In some cases, there may be nothing sponsors can do to avoid the taint—except hope that their clinical trial findings are robust enough to support safety and efficacy even if the investigator’s site is excluded from the analysis of the trial.
But sponsors can also prepare by double checking whether their investigators have been cited by the agency in public inspection documents (known as FDA 483 reports) or, even more critically, in warning letters from the agency. Those are warnings signs that an individual may be vulnerable in an enforcement crackdown.
Autor added that the agency is not relying on enforcement alone, but is working to modernize its overall regulatory approach to clinical trial monitoring.

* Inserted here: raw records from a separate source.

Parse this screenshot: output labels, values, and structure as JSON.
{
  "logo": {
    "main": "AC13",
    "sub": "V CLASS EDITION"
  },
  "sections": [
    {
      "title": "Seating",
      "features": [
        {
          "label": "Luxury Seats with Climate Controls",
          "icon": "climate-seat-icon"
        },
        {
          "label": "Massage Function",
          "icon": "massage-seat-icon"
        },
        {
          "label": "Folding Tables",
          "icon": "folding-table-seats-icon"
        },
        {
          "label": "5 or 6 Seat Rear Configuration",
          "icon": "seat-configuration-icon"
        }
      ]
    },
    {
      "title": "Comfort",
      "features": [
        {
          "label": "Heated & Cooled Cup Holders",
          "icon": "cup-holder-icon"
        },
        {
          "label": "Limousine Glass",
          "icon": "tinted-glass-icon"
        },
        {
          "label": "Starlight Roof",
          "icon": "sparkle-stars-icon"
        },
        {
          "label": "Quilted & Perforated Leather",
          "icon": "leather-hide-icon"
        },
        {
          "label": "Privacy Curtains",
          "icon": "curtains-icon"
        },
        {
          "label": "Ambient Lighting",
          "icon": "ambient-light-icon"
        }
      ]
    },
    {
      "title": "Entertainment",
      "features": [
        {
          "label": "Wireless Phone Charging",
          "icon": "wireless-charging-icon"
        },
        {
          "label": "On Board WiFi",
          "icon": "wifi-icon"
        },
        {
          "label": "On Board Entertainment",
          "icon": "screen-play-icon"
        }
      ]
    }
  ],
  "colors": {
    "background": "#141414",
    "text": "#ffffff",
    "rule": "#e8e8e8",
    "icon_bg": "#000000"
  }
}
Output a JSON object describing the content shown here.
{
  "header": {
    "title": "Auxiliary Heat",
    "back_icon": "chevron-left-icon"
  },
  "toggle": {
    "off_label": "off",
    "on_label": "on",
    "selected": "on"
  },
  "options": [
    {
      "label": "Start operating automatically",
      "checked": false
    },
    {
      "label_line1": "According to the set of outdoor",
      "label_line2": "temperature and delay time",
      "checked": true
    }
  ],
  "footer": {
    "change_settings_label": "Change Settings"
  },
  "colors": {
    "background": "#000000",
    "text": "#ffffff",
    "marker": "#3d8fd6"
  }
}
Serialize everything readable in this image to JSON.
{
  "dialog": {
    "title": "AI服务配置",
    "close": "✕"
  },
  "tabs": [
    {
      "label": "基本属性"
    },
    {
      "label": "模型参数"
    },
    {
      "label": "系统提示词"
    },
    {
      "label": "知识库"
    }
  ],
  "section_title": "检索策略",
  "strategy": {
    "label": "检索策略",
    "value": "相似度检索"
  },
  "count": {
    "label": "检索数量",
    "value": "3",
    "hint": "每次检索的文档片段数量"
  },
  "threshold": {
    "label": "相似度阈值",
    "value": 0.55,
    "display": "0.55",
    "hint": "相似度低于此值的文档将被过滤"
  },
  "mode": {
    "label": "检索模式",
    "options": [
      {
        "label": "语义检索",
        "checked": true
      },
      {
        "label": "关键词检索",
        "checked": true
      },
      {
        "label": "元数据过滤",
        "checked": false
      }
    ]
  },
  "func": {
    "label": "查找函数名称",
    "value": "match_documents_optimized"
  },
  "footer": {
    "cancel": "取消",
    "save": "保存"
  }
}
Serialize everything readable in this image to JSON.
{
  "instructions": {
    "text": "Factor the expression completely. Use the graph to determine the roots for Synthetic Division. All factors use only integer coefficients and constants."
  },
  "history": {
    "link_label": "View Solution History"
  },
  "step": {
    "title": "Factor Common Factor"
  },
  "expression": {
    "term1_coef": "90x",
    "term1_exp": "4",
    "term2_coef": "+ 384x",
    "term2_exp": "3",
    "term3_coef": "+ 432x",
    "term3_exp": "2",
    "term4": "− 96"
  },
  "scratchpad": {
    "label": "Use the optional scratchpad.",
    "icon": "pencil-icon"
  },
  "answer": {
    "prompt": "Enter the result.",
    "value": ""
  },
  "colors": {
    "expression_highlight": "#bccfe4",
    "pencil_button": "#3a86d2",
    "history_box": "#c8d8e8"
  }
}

“The regs, as everybody knows, are outdated and don’t really fit the way trials are done today,” she said. “Hopefully, over time you will see that changing so that clinical trials will really be subject to appropriate regulation for how they are conducted today.” The goal will be “putting the onus on sponsors and monitors to ensure quality in clinical trials.”
That may sound like yet another regulatory burden on drug development (and it is), but if the alternative is a series of enforcement actions that knock out individual trial sites from multiple applications at a time, this may be a case where industry has a lot to gain from moving to a new regulatory model.